Pieter Glerum is Crisis and Disaster Manager on Statia. He is an experienced disaster response manager and expert in capacity building and disaster risk reduction.

The Hospitainer unit is an addition to Queen Beatrix Medical Centre (QBMC) on Statia and has the capacity to treat six persons at the same time under isolation. Glerum said the Hospitainer is a good example of the cooperation between the Ministry of Public Health, Welfare and Sport, which financed the project, the public entity St. Eustatius which provided the land and the infrastructure, and QBMC, which will facilitate the Hospitainer’s operation and which leased the parcel of land where the Hospitainer was installed.

The Hospitainer unit arrived on April 22, and installation concluded on May 5. After the construction, it took time to connect water, electricity, Internet and phone lines to make the building ready for use, but the terrain around the building still needs some work.

The area needs to be paved, parking spaces made, fencing installed and lighting put up. Toilet facilities will also be made, as only chemical toilet facilities are available at the moment.

The Health Ministry recruited Dr. Joep Schats and nurse Patrick Nomden to strengthen the hospital capacity and to operate the Hospitainer.

All the necessary equipment for the Hospitainer has been arranged, such as personal protective equipment, crucial medicines, instruments and oxygen, all needed for any potential COVID-19 cases.

At the moment, Schats and Nomden are training nurses from QBMC, St. Eustatius Auxiliary Home, the Public Health Department, home care and two volunteer nurses to familiarise themselves with the Hospitainer.
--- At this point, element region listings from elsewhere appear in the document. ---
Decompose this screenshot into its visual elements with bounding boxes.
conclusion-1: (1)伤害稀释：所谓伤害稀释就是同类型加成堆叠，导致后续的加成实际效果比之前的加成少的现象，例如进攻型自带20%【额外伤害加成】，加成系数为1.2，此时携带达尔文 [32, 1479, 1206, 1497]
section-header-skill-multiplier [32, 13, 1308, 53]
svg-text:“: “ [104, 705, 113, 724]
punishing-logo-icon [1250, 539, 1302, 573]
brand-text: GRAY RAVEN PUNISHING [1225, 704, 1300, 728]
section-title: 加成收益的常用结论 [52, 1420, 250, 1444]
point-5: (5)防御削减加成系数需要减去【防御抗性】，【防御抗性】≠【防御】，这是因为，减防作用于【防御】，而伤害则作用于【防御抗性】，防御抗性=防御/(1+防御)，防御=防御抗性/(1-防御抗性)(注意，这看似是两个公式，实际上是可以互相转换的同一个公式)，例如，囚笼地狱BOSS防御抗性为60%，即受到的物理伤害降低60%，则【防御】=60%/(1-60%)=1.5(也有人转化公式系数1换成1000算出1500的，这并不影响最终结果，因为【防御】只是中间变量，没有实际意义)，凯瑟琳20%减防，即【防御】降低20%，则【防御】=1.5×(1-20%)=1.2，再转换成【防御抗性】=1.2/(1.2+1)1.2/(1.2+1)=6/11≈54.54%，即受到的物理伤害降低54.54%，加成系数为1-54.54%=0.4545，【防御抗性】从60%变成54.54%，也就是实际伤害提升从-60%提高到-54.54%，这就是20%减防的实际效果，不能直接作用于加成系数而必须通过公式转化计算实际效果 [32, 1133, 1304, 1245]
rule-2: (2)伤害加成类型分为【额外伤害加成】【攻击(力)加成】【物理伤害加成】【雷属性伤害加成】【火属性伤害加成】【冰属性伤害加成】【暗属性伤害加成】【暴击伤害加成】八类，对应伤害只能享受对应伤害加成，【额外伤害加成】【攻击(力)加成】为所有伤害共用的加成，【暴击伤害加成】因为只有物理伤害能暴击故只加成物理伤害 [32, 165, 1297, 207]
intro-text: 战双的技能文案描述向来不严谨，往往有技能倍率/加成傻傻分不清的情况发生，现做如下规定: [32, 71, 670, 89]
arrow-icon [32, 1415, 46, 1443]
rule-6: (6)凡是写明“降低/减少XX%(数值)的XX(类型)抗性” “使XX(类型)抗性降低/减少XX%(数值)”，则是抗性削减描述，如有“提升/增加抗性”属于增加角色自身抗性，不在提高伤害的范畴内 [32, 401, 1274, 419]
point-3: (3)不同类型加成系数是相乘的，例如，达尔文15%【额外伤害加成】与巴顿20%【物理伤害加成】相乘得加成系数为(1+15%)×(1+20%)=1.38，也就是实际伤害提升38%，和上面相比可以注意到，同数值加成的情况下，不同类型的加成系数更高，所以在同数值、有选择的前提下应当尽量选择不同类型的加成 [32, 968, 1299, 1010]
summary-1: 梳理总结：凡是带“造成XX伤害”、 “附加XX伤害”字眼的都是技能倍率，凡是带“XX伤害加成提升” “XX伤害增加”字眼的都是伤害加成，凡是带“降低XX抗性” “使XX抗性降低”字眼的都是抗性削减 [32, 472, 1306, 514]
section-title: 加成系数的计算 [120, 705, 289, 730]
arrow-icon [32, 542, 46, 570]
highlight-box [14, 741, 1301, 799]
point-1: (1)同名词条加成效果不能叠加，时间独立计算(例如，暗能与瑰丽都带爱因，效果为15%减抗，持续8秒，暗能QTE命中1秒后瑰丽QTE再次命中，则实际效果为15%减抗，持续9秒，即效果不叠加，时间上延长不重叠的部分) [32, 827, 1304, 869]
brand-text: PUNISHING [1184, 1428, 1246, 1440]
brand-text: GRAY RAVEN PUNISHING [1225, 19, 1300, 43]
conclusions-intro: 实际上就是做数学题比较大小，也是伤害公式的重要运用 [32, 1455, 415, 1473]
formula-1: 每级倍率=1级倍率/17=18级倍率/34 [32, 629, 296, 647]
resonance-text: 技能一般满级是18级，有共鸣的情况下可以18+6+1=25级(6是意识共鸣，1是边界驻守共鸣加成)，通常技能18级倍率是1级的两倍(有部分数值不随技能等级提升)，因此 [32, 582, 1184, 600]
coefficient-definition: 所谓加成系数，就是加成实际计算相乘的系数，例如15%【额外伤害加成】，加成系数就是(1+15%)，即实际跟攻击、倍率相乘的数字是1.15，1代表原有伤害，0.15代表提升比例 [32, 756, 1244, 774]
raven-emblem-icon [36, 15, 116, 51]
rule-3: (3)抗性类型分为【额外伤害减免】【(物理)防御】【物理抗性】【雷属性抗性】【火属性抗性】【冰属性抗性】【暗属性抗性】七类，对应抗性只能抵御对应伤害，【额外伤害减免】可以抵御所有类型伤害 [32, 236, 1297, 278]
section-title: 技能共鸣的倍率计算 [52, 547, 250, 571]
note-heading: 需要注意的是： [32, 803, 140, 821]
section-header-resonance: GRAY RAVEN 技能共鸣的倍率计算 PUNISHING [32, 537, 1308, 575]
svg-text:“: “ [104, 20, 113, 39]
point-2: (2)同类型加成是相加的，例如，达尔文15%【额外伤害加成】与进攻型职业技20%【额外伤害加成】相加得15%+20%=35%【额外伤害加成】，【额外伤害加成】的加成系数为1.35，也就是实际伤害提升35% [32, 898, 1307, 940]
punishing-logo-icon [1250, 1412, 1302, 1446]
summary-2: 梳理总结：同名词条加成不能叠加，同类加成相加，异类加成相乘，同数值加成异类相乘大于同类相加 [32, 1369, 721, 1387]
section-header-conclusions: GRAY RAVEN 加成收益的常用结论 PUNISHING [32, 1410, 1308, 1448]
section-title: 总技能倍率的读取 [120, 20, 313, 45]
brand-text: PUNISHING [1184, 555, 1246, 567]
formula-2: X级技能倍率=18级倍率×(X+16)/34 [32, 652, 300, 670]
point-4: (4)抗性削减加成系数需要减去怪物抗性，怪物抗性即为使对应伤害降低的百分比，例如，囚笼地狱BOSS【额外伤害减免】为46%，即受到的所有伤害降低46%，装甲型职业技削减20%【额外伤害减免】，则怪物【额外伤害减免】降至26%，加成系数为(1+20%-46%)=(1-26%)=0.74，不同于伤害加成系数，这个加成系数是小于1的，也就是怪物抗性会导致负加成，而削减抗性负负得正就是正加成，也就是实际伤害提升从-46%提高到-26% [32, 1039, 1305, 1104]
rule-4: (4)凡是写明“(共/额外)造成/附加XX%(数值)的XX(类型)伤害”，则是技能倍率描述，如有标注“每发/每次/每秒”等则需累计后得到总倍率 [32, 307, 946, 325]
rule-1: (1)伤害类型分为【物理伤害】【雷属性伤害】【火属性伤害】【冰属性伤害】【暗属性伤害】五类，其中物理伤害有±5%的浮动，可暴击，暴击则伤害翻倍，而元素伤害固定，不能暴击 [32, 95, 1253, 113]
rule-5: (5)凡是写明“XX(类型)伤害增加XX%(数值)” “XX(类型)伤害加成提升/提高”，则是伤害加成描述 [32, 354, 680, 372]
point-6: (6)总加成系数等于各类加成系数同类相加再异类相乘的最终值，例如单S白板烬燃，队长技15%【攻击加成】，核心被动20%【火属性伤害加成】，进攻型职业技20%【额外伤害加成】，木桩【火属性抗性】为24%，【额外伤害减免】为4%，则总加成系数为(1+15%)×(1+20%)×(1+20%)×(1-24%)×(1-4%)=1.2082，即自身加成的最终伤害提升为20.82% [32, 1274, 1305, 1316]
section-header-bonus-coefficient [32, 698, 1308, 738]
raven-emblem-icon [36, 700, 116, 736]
“Luckily, the Hospitainer is not in use now, because it is only needed for COVID-19 cases and will only be operated in the first instance by nurses from the island. In case of a severe outbreak of COVID-19, nurses will be brought in, which will be financed by the Ministry of Health,” Glerum said.

The Hospitainer is not an intensive care unit, but a specialised care unit for the treatment of COVID-19 patients. However, regardless of the Hospitainer, severely ill patients will still need to be flown out to St. Maarten for intensive-care treatment. The Hospitainer has air inlets to filter air in the rooms to isolate the rooms from each other, to prevent contamination between patients.

Persons who are infected with COVID-19, but are not ill, can stay at home if isolation is possible in their home situation. If not, these persons can also be treated in the Hospitainer, Glerum explained.

There are no active COVID-19 cases in Statia at the moment. Glerum said he hopes it will stay this way for a long time. In the meantime, it will be possible to use the Hospitainer for visiting specialists.

Glerum said it is not possible to invite the public to see the Hospitainer for themselves, but the facility’s interior will be put on view via social media.